We will ... reform outdated laws to ensure that those with mental illness are treated fairly and employers fulfill their responsibilities effectively.
The current Mental Health Act does not operate as it should: if you are put on a community treatment order it is very difficult to be discharged; sectioning is too often used to detain rather than treat; families’ information about their loved ones is severely curtailed – parents can be the last to learn that their son or daughter has been sectioned. So we will introduce the first new Mental Health Bill for thirty-five years, putting parity of esteem at the heart of treatment.
Part of the motivation for this change was probably coming from the mental health charities, which formed a Mental Health Policy Group to produce A Manifesto for Better Mental Health. One of these charities, Mind, had a 2017 election manifesto, which had 6 points, of which one was:-
Change outdated and discriminatory legislation like the Mental Health Act and the definition of disability to ensure everyone with mental health problems gets support and respect.

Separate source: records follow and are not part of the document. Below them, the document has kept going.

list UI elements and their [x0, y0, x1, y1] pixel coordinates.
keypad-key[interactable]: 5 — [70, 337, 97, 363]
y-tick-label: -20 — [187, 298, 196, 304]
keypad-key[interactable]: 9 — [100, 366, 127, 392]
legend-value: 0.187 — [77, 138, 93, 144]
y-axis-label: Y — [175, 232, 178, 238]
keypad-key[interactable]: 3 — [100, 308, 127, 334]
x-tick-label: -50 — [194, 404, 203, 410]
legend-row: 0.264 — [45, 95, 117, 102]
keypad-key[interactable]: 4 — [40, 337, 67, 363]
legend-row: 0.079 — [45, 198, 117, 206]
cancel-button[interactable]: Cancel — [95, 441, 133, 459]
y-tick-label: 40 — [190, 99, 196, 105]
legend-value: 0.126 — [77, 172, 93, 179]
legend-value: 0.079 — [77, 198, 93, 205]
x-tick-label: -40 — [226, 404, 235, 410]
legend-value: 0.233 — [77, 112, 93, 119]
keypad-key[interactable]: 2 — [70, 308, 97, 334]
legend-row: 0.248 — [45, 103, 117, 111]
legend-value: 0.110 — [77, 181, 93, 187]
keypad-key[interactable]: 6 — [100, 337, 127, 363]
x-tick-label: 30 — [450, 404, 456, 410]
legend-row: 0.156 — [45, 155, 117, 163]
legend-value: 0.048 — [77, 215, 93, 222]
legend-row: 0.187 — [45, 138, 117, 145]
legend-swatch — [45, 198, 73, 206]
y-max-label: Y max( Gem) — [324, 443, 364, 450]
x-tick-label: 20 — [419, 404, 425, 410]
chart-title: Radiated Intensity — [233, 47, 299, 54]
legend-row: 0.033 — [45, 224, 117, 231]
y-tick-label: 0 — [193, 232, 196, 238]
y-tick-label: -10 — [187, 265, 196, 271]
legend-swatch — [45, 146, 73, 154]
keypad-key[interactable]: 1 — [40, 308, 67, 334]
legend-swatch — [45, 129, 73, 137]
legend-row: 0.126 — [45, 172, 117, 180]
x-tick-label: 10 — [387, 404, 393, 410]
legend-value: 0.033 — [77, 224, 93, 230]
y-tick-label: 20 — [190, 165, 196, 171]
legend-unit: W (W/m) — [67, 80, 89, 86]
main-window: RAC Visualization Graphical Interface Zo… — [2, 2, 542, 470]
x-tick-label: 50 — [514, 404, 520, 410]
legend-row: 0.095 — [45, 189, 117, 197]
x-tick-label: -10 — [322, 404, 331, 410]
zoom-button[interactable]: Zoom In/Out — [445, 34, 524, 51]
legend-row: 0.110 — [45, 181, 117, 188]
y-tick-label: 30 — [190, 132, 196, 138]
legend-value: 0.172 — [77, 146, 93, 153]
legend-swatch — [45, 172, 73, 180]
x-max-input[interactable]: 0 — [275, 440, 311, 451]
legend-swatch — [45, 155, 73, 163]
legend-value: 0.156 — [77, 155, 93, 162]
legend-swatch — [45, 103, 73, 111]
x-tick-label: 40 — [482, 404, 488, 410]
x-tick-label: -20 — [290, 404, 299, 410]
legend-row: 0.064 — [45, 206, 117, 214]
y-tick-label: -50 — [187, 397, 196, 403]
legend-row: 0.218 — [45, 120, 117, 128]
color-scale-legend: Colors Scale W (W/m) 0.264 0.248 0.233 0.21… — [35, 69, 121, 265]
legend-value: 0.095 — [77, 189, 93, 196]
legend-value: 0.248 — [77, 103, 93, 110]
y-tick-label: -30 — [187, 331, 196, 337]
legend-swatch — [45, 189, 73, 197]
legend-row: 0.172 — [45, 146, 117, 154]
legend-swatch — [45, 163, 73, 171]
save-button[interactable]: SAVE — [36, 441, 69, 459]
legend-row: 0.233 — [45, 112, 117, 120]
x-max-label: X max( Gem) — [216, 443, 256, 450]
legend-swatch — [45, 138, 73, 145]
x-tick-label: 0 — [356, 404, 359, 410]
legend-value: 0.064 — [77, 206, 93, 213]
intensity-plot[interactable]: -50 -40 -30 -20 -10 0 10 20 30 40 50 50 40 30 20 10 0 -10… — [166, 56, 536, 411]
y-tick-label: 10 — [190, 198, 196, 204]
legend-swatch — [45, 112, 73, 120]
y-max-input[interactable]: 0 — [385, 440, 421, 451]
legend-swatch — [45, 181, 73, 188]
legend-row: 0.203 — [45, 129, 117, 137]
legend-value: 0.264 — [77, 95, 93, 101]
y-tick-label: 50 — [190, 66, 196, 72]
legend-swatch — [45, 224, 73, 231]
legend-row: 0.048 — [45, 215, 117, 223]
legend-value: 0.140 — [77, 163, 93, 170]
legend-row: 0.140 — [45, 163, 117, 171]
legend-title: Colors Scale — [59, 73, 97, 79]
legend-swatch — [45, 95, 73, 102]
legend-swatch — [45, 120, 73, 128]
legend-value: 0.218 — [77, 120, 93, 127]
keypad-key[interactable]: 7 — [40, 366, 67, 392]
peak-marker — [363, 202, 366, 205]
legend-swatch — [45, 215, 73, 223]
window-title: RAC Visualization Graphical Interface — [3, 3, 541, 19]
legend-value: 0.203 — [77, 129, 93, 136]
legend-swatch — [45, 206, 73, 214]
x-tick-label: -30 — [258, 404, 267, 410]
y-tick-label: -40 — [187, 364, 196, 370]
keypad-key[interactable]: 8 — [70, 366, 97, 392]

Of course the 1983 Mental Health Act was amended in 2007 to introduce community treatment orders, amongst other changes. There was a several year debate/protest before this amendment and I had a Mental Health Policy website at the time (now essentially defunct). It was the reform of the Mental Health Act then that led to the formation of the Critical Psychiatry Network in 1999. I think changing the Mental Health Act again in the way suggested by the Conservative party is less likely to lead to as much controversy as previously.
If the Conservative Party has enough support to manage to get replacing the current Mental Health Act into a Queen's Speech, the Mental Health Bill needs to take account of the Convention on the Rights of Persons with Disabilities (CRPD). This is what the UN Special Rapporteur on the right to health has proposed (see previous post) and the rest of this blog uses quotes or amended quotes from his report.

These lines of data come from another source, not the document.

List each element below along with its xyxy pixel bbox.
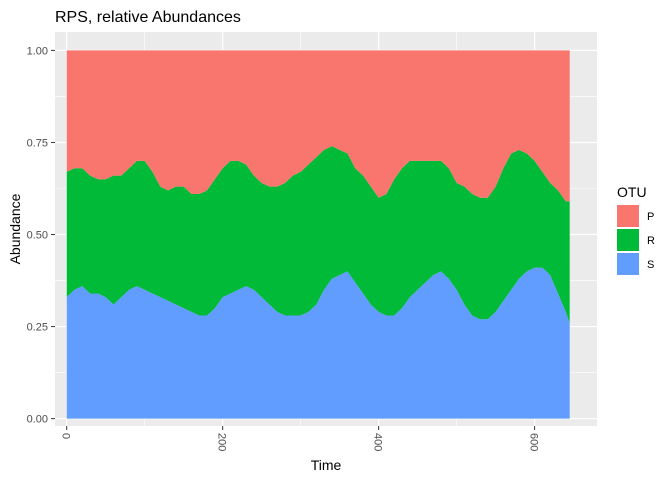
- plot-panel: [55, 32, 597, 426]
- x-tick-label: 400: [372, 433, 384, 451]
- legend-label-s: S: [647, 259, 654, 271]
- x-axis-title: Time: [311, 457, 342, 473]
- y-tick-label: 0.75: [27, 137, 48, 149]
- legend: OTU PRS: [617, 184, 655, 275]
- x-tick-label: 0: [60, 433, 72, 439]
- area-series-group: [66, 50, 570, 419]
- x-tick-label: 600: [528, 433, 540, 451]
- y-axis: 0.00 0.25 0.50 0.75 1.00: [27, 45, 55, 426]
- y-tick-label: 0.25: [27, 322, 48, 334]
- y-tick-label: 0.50: [27, 230, 48, 242]
- legend-label-p: P: [647, 211, 654, 223]
- x-axis: 0 200 400 600: [60, 426, 540, 451]
- y-tick-label: 1.00: [27, 45, 48, 57]
- area-series-r: [66, 146, 570, 323]
- chart-title: RPS, relative Abundances: [55, 9, 241, 26]
- legend-title: OTU: [617, 184, 647, 200]
- legend-key-r: [617, 229, 639, 251]
- legend-key-p: [617, 205, 639, 227]
- y-tick-label: 0.00: [27, 414, 48, 426]
- area-series-s: [66, 267, 570, 419]
- legend-key-s: [617, 253, 639, 275]
- area-series-p: [66, 50, 570, 202]
- legend-label-r: R: [647, 235, 655, 247]
- y-axis-title: Abundance: [7, 193, 23, 264]
- x-tick-label: 200: [216, 433, 228, 451]
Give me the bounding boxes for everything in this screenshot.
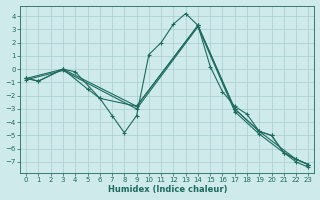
X-axis label: Humidex (Indice chaleur): Humidex (Indice chaleur) [108,185,227,194]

The disability framework should radically reduce medical coercion. It starts from the principle that a disability shall in no case justify a deprivation of liberty. There is shared agreement about the unacceptably high prevalence of human rights violations within mental health settings and that change is necessary. Persons with psychosocial disabilities are generally falsely viewed as dangerous, despite commonly being victims rather than perpetrators of violence.
Change has taken place over recent years to challenge the disability stereotype, as many can live independently when empowered through appropriate legal protection and support. There are limitations to focusing on individual pathology.

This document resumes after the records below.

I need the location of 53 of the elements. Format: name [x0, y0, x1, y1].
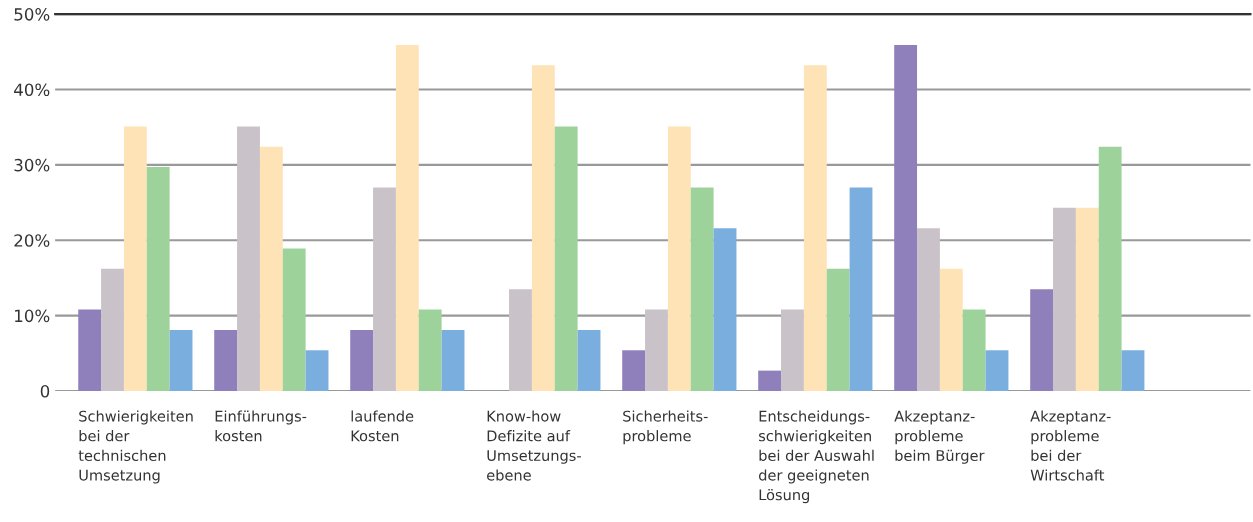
- bar: [803, 65, 827, 391]
- bar: [146, 167, 170, 391]
- bar: [1075, 207, 1099, 391]
- y-tick-label: 50%: [14, 8, 50, 21]
- x-tick-label: Entscheidungs- schwierigkeiten bei der Auswahl der geeigneten Lösung: [759, 410, 874, 504]
- bar: [758, 370, 782, 391]
- bar: [849, 187, 873, 391]
- bar: [441, 329, 465, 391]
- bar: [713, 228, 737, 391]
- x-tick-label: Akzeptanz- probleme bei der Wirtschaft: [1030, 410, 1111, 481]
- bar: [509, 289, 532, 391]
- bar: [1121, 350, 1145, 391]
- bar: [101, 268, 124, 391]
- bar: [939, 268, 963, 391]
- x-tick-label: laufende Kosten: [351, 410, 414, 442]
- x-tick-label: Einführungs- kosten: [215, 410, 307, 442]
- x-tick-label: Akzeptanz- probleme beim Bürger: [894, 410, 985, 464]
- y-tick-label: 20%: [14, 234, 50, 247]
- bar: [826, 268, 850, 391]
- bar: [690, 187, 714, 391]
- bar: [577, 329, 601, 391]
- bar: [282, 248, 306, 391]
- bar: [622, 350, 646, 391]
- bar: [305, 350, 329, 391]
- bar: [667, 126, 691, 391]
- bar: [169, 329, 193, 391]
- y-tick-label: 40%: [14, 83, 50, 97]
- bar: [1053, 207, 1076, 391]
- bar: [554, 126, 578, 391]
- y-tick-label: 10%: [15, 309, 50, 323]
- x-tick-label: Sicherheits- probleme: [623, 410, 708, 445]
- bar: [373, 187, 396, 391]
- bar: [1030, 289, 1054, 391]
- bar: [395, 45, 419, 391]
- bar: [894, 45, 918, 391]
- x-tick-label: Schwierigkeiten bei der technischen Umsetzung: [78, 410, 193, 484]
- bar: [1098, 146, 1122, 391]
- bar: [962, 309, 986, 391]
- bar: [259, 146, 283, 391]
- bar: [531, 65, 555, 391]
- bar: [917, 228, 940, 391]
- bar: [418, 309, 442, 391]
- bar: [350, 329, 374, 391]
- bar: [781, 309, 804, 391]
- bar: [645, 309, 668, 391]
- bar: [985, 350, 1009, 391]
- bar: [78, 309, 102, 391]
- y-tick-label: 0: [40, 384, 50, 398]
- bar: [123, 126, 147, 391]
- bar: [214, 329, 238, 391]
- bar: [237, 126, 260, 391]
- y-tick-label: 30%: [14, 158, 50, 172]
- x-tick-label: Know-how Defizite auf Umsetzungs- ebene: [487, 410, 581, 481]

Similarly, failure to secure the right to health and other freedoms is a primary driver of coercion and confinement in mental health. Mental health problems and disability are not exactly the same and this does need to be teased out in any new Mental Health Bill. In fact, it is still not clear how non-consensual treatment in mental health should be taken forward following the Convention on the Rights of Persons with Disabilities. This should be a government priority, even for a minority government. It needs to make use of appropriate indicators and benchmarks to monitor progress in respect of reducing medical coercion. The active involvement of mental health professionals in the shift towards rights-compliant mental health services is a crucial element for its success.